When THR cited Rathbun’s experience with Scientology in a previous article, the church also attacked his credibility, focusing partly on alleged personal transgressions.

In a statement regarding the defectors who spoke on the record to THR, Gary Soter, a Calabasas, Calif.-based attorney representing the organization, said: "All of these people are ex-communicated self-promoters who are sadly exploiting a private family matter for their own personal financial gain. The Church stands by its previous statements with respect to all of them. They cannot be believed given they have acquired no firsthand knowledge of the Church for many years and have a record of making false and/or misleading statements about the Church."

Says Headley, who was once the head of film and video production for Scientology: "The church may be underestimating Katie. She knows how to play Tom, and she’s been doing it brilliantly. She knows he’s locked down up in Iceland shooting his movie and he can’t fly back to the U.S. to handle this."

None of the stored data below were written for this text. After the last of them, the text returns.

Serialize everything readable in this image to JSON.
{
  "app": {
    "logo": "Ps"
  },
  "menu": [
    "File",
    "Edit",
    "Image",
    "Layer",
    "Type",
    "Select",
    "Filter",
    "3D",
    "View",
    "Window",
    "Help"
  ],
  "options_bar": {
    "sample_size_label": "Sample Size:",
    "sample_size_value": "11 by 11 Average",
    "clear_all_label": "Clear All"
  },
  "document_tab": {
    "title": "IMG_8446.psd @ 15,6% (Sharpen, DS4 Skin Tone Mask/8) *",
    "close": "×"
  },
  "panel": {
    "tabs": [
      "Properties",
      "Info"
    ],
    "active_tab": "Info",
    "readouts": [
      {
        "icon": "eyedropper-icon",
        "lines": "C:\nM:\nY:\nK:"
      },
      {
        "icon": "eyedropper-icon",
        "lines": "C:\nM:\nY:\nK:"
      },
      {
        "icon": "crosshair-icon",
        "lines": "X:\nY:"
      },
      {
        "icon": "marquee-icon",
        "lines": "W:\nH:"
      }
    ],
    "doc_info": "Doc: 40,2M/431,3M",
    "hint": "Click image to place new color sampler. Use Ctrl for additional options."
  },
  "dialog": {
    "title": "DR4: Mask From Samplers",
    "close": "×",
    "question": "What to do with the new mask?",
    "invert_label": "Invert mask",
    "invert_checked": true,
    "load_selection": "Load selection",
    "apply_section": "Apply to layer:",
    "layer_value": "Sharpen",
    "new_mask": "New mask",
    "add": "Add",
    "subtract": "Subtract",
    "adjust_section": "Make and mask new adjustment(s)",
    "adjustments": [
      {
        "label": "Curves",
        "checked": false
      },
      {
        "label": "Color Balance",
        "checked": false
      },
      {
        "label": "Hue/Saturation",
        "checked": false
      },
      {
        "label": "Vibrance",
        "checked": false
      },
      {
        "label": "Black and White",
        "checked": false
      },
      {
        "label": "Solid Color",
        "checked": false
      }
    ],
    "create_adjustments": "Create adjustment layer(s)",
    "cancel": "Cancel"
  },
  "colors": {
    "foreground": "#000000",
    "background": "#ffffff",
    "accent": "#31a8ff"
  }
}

Cruise was filming Oblivion in Iceland but flew back to the U.S. on Tuesday, his 50th birthday. His longtime lawyer Bert Fields did not respond to requests for comment, but it has been reported that Cruise has hired Dennis Wasser to represent him in the divorce -- the same attorney who represented him in the split from Kidman.

When asked if the church is advising Cruise in this matter, Soter responded: "The Church doesn't comment on any individual parishioner or his or her spiritual journey. This is a private matter, and it is inappropriate for comment. The Church has respected and will continue to respect the privacy of both parties during this difficult period."

Two former Scientologists who say they have a connection to both a member of the Holmes family and people still inside the church claim that Holmes’ family has been wary of Scientology from the start.

One reason for their concern might have been that it is a common Scientology practice to order members to cut off or "disconnect" from family members who disapprove of the church.

"Katie was monitored as if she lived under the Stasi," says Rathbun. "It was not quite as bad for Nicole. But that’s how it is now."